Realising that what could really help me given how often I was getting asked these questions, was to actually know the limitations issues and advantages of using AI from a practical perspective. I decided to bite the bullet and give it a go. (I tried Claude, ChatGPT and Gemini for various test projects, seeing how they went working from scratch and adding or changing things to existing codebases.)
There’s a lot I could say about the experience of using AI to program (most of it bad), but the main thing I wanted to do was give two bits of advice I could give to people who have no choice but to use it for work:
1: Airgapping
Firstly: do not connect it directly to your code base if you can avoid it. LLMs are hard to predict. They sometimes do things you don’t ask them and can often garble up your code in unexpected ways or randomly add or remove things. Under no circumstance should these bullshit generators be given access to your files, and ideally not your actual code (except maybe header files, uploaded to them individually so they can read it without accessing your code repository).
Another advantage to not directly connecting the LLM up to your code is that you are forced to integrate what it produces yourself. Without direct integration, you have to copy the code out of the chat window, place it in the file, and hook it up to your the project.
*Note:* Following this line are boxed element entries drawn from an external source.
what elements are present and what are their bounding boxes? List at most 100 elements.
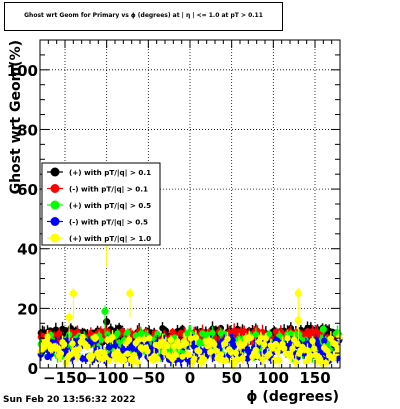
legend-label: (-) with pT/|q| > 0.1 [69, 185, 148, 195]
data-point [207, 348, 215, 355]
data-point [182, 340, 190, 347]
legend-label: (+) with pT/|q| > 1.0 [69, 234, 151, 244]
data-point [195, 348, 203, 355]
data-point [134, 359, 141, 366]
title-box: Ghost wrt Geom for Primary vs ϕ (degrees… [4, 2, 283, 31]
data-point [254, 352, 261, 360]
data-point [335, 334, 343, 341]
data-point [262, 335, 270, 342]
data-point [179, 353, 186, 360]
data-point [302, 358, 310, 365]
data-point [224, 335, 231, 343]
y-tick-label: 80 [17, 121, 38, 139]
data-point [125, 336, 133, 343]
data-point [144, 348, 151, 355]
data-point [75, 345, 83, 353]
data-point [310, 345, 318, 352]
legend-box [41, 162, 161, 246]
data-point [265, 350, 273, 358]
data-point [105, 344, 113, 351]
data-point [190, 355, 198, 363]
x-tick-label: −150 [43, 369, 87, 387]
y-tick-label: 40 [17, 241, 38, 259]
x-tick-label: −50 [132, 369, 165, 387]
data-point [170, 343, 178, 350]
y-tick-label: 0 [28, 360, 38, 378]
data-point [44, 333, 51, 341]
data-point [280, 345, 288, 352]
data-point [97, 336, 105, 344]
data-point [60, 341, 68, 348]
data-point [252, 331, 260, 338]
data-point [177, 342, 185, 349]
data-point [289, 345, 296, 352]
chart-title: Ghost wrt Geom for Primary vs ϕ (degrees… [24, 12, 263, 19]
legend-label: (+) with pT/|q| > 0.1 [69, 168, 151, 178]
data-point [105, 357, 113, 364]
data-point [135, 336, 143, 343]
data-point [294, 289, 302, 298]
data-point [309, 337, 316, 345]
data-point [84, 343, 91, 350]
data-point [114, 330, 121, 337]
data-point [126, 289, 134, 298]
data-point [327, 335, 335, 342]
data-point [294, 316, 302, 324]
data-point [130, 351, 138, 359]
data-point [69, 340, 76, 347]
data-point [89, 352, 96, 360]
data-point [234, 356, 241, 363]
data-point [55, 330, 63, 337]
data-point [185, 351, 193, 358]
data-point [124, 350, 131, 357]
data-point [129, 357, 136, 364]
data-point [294, 340, 301, 348]
x-tick-label: 150 [299, 369, 330, 387]
legend-label: (+) with pT/|q| > 0.5 [69, 201, 151, 211]
data-point [124, 329, 131, 336]
data-point [222, 357, 230, 364]
data-point [209, 329, 216, 337]
data-point [259, 356, 266, 363]
data-point [212, 347, 220, 354]
data-point [257, 334, 265, 341]
data-point [239, 355, 246, 362]
data-point [167, 336, 175, 344]
data-point [79, 333, 86, 341]
data-point [199, 330, 206, 337]
x-tick-label: 50 [221, 369, 242, 387]
data-point [247, 334, 255, 341]
data-point [232, 349, 240, 357]
data-point [109, 334, 116, 341]
data-point [101, 307, 109, 315]
y-axis-label: Ghost wrt Geom(%) [8, 40, 24, 194]
legend: (+) with pT/|q| > 0.1 (-) with pT/|q| > 0… [41, 162, 161, 246]
data-point [140, 336, 148, 343]
y-tick-label: 100 [7, 62, 38, 80]
data-point [252, 346, 260, 354]
y-tick-label: 60 [17, 181, 38, 199]
x-tick-label: 100 [258, 369, 289, 387]
data-point [319, 325, 327, 333]
data-point [154, 355, 161, 363]
data-point [65, 313, 73, 321]
data-point [322, 359, 330, 367]
data-point [287, 353, 295, 360]
data-point [292, 359, 300, 366]
x-tick-label: 0 [185, 369, 195, 387]
data-point [307, 352, 315, 360]
data-point [275, 356, 283, 364]
legend-label: (-) with pT/|q| > 0.5 [69, 218, 148, 228]
data-point [57, 350, 65, 357]
data-point [192, 334, 200, 341]
data-point [120, 356, 128, 364]
data-point [284, 334, 291, 342]
data-point [74, 353, 81, 360]
data-point [164, 342, 171, 350]
data-point [227, 348, 235, 356]
data-point [329, 355, 336, 362]
data-point [334, 344, 341, 351]
data-point [69, 289, 77, 298]
ticks: −150−100 −50 0 50 100 150 0 20 40 60 80 100 [7, 40, 340, 387]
This means that you are forced to see how the code works, at the very least by seeing its methods and interfaces while you’re in the process of hooking them up.
2: Reading Glasses & Bug Finding
The second piece of advice would be this: read every line of code it produces. Pretend the LLM is The New Guy. Some intern you’re working with. It’s code coming from someone who may not very experienced and has little experience working within your codebase or for your company.
If you treat it this way, your other job is to not only look at the generated code that’s been put into your project, but to perform a code review, just like you would with a junior.
Your “feedback” may not improve the LLM, but it will at least help you stay atop of what you’re putting in the project, and ensure you aren’t putting garbage in there. That way, when getting your corporate-mandated LLM to fix a bug for you, you aren’t just saying “uhm that doesn’t work, like, fix it ’n stuff” you can instead say something like:
“The input code isn’t working as expected. I think your bug is in the function parseLines() in myFile.cpp:135. I think you’re incorrectly iterating over the data, meaning its missing lines.”
The very worst thing you can do is just paste code into a project and then see if it “seems to work”. Even if it doesn’t have any apparent bugs right away, there can and often will be minor issues what the code which could cause issues further down the line.
These are the kind of things senior programmers doing code reviews for junior programmers should be catching - and your “junior programmer” being spicy autocomplete doesn’t change that fact.
Bonus: Rocket Science
And for a third bonus bit of advice:
Never ask an LLM to program something that you don’t know how to do yourself. Something you’ve done at least once. Writing boilerplate code to load data in a specific way or do a basic heatmap or something may be so easy you’re bored of doing it, but if you’ve never used a certain library or data format… always do it yourself first.
It’ll make vetting generated code easier later on, and mean you’re actually learning more.
Code Coda
I’m kinda glad I spent some time kicking the tires of LLMs. I can’t imagine myself using them with any frequency (for all the ethical reasons, environmental reasons, and just because it takes half the fun out of coding), but at least I feel a bit more genuine giving advice about their use (or abuse, or mis-use) now.
Anyway, sorry you’re forced to use LLMs to code at work, and I hope your upper management gets replaced soon so you can go back to not hating your job.